Here we use a simple descriptor extraction algorithm that creates local feature descriptors for each detected interest point. For each feature point, a square window of a specified size (window_size, e.g., 40x40 pixels) centered at that point is extracted from the grayscale image. This window is then resized to a smaller, fixed patch size (e.g., 8x8 pixels) to achieve a compact representation. Before storing the descriptor, the patch is normalized by subtracting its mean and dividing by its standard deviation to ensure invariance to linear changes in brightness and contrast. The resulting descriptors are suitable for matching, as they encode normalized local structure around each interest point in a consistent, compact vector.

Steps:

For each given coordinate (interest point), extract a square window from the input image centered at that coordinate.
If the window goes out of image bounds, skip that point.
Resize the window to a smaller, fixed resolution (e.g., 8x8) using anti-aliasing for smoothness.
Normalize the patch to have zero mean and unit variance.
Store all normalized patches as feature descriptors for further matching tasks.

The result of the descriptor extraction is shown below:

Part B.3: Feature Matching

The feature matching algorithm proceeds in the following stages:

Distance Calculation: For each feature descriptor in the first image, we compute the pairwise distance (usually L2 norm) to every descriptor in the second image. This results in a distance matrix where each entry represents the difference between a pair of descriptors from the two images.
Nearest Neighbor Matching: We then match each feature based on this distance matrix. Using the “ratio test” (inspired by Lowe’s SIFT matching), the smallest and second-smallest distances for each descriptor are identified. If the ratio of the smallest to the second-smallest is below a given threshold (Here we choose 0.6 based on the essay), the match is considered reliable and kept. This helps filter matches that are ambiguous or likely to be incorrect.

This approach ensures feature matches are both distinctive and robust, allowing for reliable correspondence between interest points across different images.

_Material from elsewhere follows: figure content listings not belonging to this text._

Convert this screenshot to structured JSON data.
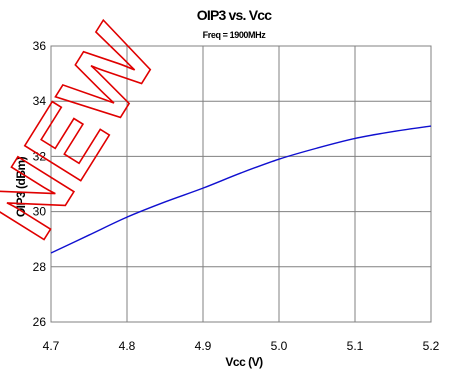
{
  "watermark": "NEW",
  "chart_data": {
    "type": "line",
    "title": "OIP3 vs. Vcc",
    "subtitle": "Freq = 1900MHz",
    "xlabel": "Vcc (V)",
    "ylabel": "OIP3 (dBm)",
    "xlim": [
      4.7,
      5.2
    ],
    "ylim": [
      26,
      36
    ],
    "xticks": [
      "4.7",
      "4.8",
      "4.9",
      "5.0",
      "5.1",
      "5.2"
    ],
    "yticks": [
      "26",
      "28",
      "30",
      "32",
      "34",
      "36"
    ],
    "grid": true,
    "legend": "none",
    "line_color": "#1010d0",
    "series": [
      {
        "x": [
          4.7,
          4.75,
          4.8,
          4.85,
          4.9,
          4.95,
          5.0,
          5.05,
          5.1,
          5.15,
          5.2
        ],
        "values": [
          28.5,
          29.15,
          29.8,
          30.35,
          30.85,
          31.4,
          31.9,
          32.3,
          32.65,
          32.9,
          33.1
        ]
      }
    ]
  }
}
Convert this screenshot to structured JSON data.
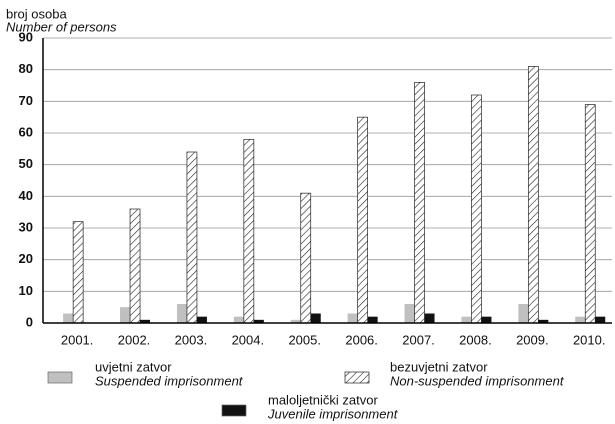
{
  "chart_data": {
    "type": "bar",
    "y_label": "broj osoba",
    "y_label_en": "Number of persons",
    "categories": [
      "2001.",
      "2002.",
      "2003.",
      "2004.",
      "2005.",
      "2006.",
      "2007.",
      "2008.",
      "2009.",
      "2010."
    ],
    "series": [
      {
        "name": "uvjetni zatvor",
        "name_en": "Suspended imprisonment",
        "color": "#c0c0c0",
        "values": [
          3,
          5,
          6,
          2,
          1,
          3,
          6,
          2,
          6,
          2
        ]
      },
      {
        "name": "bezuvjetni zatvor",
        "name_en": "Non-suspended imprisonment",
        "color": "hatch",
        "values": [
          32,
          36,
          54,
          58,
          41,
          65,
          76,
          72,
          81,
          69
        ]
      },
      {
        "name": "maloljetnički zatvor",
        "name_en": "Juvenile imprisonment",
        "color": "#111111",
        "values": [
          0,
          1,
          2,
          1,
          3,
          2,
          3,
          2,
          1,
          2
        ]
      }
    ],
    "ylim": [
      0,
      90
    ],
    "yticks": [
      0,
      10,
      20,
      30,
      40,
      50,
      60,
      70,
      80,
      90
    ],
    "grid": true
  }
}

The result of the feature matching is shown below:

We can see that there are still a lot of bad matches, therefore we need to use the RANSAC to filter out the bad matches.

Part B.4: RANSAC

The RANSAC algorithm is used to estimate the homography matrix. The algorithm is as follows:

Randomly select 4 matches from the feature matching result.
Estimate the homography matrix using the 4 matches.
Calculate the inlier matches using the homography matrix.
Repeat the process for a certain number of iterations or until the number of inlier matches is greater than a certain threshold.
Return the coordinates of the inlier matches.
Calculate the homography matrix using the coordinates of the inlier matches.

We can first see that the RANSAC can help filter out the bad matches and get the correct matches out.

The stitching result is shown below:

Library

Automatic

Artificial

← Drag the slider to compare

DOE

Automatic

Artificial

← Drag the slider to compare

DOME

Automatic

Artificial

← Drag the slider to compare

Library Manual Stitching Result

Library Automatic Stitching Result

Doe Manual Stitching Result

Doe Automatic Stitching Result

Dome Manual Stitching Result

Dome Automatic Stitching Result

The most prominent difference you can spot is in the doe stitching (You can see that in the automatic stitching the road is more consistent), because the features in the picture are not as distinct as the library and dome. Therefore by selecting the matches by hand will really result in a worse result. Therefore, here the automatic stitching is better.

Conclusion

After learning the image warping and mosaicing, I have a deeper understanding of the image processing and the computer vision. I also have a deeper understanding of the homography matrix and the RANSAC algorithm. This project is a great practice for me to apply the knowledge I have learned in the class to the real world problems. As we can see from the result, the automatic stitching is better than the manual stitching, especially for the doe library. I am surprised that even with the simplest detection and matching algorithm, we can still achieve relatively good results.